Jackson writes, “What If the challenge confronting us isn’t our greatest threat but our greatest opportunity, not a moment of self-denial and self-destruction but of self-creation and self-discovery!”  Noting how we as a people have come together over challenges, he focuses on the possibilities of creating community in this challenge.


Saving our planet is something we can all rally around.  We’re not just talking about tree huggers (I am one, I admit) but people who have children for whom they want a future better than what we face now. We don’t see many rainbows in the stories we read of fires in California, or the terrible flooding right here in New Jersey, but perhaps we just need to look in the right direction.


Prayer for the Day


Peering into the sky as did our ancestors, we look for possibilities,

   But often we just find our own isolation and self-centeredness;

Searching for answers to the questions of our children,

   We feel inadequate to respond as we should.

Render, O Lord, a new vision for our time,

   One that will enable us to cherish your creation as one.

In the name of the One who touches us with your Spirit,

   Even Christ Jesus our Lord, Amen.


Thoughts for the Day


Individually we are one drop; together we are an ocean

            Ryunosuke Satoro aka Akutagawa, Japanese writer (1892-1927)

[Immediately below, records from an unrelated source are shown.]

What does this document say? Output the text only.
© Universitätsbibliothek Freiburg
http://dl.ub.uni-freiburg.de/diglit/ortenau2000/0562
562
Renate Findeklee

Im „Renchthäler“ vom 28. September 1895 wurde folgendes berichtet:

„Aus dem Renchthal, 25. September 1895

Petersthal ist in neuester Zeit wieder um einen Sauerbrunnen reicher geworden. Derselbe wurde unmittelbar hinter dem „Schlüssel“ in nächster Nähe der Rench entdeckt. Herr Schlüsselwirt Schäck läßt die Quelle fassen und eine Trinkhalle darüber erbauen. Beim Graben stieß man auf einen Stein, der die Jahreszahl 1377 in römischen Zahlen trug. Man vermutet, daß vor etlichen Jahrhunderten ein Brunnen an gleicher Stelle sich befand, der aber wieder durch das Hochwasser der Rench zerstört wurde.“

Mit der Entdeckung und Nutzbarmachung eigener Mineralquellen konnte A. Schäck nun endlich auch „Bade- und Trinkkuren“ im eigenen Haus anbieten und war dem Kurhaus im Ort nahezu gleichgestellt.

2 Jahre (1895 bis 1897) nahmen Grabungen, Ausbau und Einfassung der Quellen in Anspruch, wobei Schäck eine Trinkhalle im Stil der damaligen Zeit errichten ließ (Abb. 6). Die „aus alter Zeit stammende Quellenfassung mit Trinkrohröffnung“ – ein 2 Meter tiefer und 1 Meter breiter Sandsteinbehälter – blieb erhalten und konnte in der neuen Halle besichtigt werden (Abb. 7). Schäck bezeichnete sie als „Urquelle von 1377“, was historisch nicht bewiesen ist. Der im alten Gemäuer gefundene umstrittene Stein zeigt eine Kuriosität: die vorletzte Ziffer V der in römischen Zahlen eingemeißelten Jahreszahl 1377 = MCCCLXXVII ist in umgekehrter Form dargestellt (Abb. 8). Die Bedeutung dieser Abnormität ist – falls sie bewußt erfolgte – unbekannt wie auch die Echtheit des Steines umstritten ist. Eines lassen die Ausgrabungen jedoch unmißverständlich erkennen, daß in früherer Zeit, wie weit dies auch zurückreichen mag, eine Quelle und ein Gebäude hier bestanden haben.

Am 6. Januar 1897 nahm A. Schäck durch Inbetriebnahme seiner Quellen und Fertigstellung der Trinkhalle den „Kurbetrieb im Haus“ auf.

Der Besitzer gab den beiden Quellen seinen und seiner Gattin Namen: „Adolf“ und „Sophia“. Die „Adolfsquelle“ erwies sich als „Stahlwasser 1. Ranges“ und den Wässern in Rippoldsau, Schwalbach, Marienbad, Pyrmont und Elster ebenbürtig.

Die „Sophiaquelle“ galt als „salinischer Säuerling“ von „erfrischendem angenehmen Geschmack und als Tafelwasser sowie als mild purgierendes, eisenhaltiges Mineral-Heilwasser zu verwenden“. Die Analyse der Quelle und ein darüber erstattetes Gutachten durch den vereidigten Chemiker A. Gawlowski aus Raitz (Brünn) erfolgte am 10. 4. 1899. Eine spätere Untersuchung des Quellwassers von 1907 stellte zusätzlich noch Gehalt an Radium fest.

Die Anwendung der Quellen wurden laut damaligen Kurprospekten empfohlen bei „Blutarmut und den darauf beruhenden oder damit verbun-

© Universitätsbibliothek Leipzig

Each one of us can make a difference. Together we make change.

            Barbara Mikulski, U.S. Senator 1987-2017


 Two are better than one, because they have a good reward for their toil. For if they fall, one will life up the other but woe to one who is alone and falls and does not have another to help. And if two lie together to keep warm, how can one keep warm alone?  And although one might prevail against another, two will withstand one.  A threefold cord is not easily broken.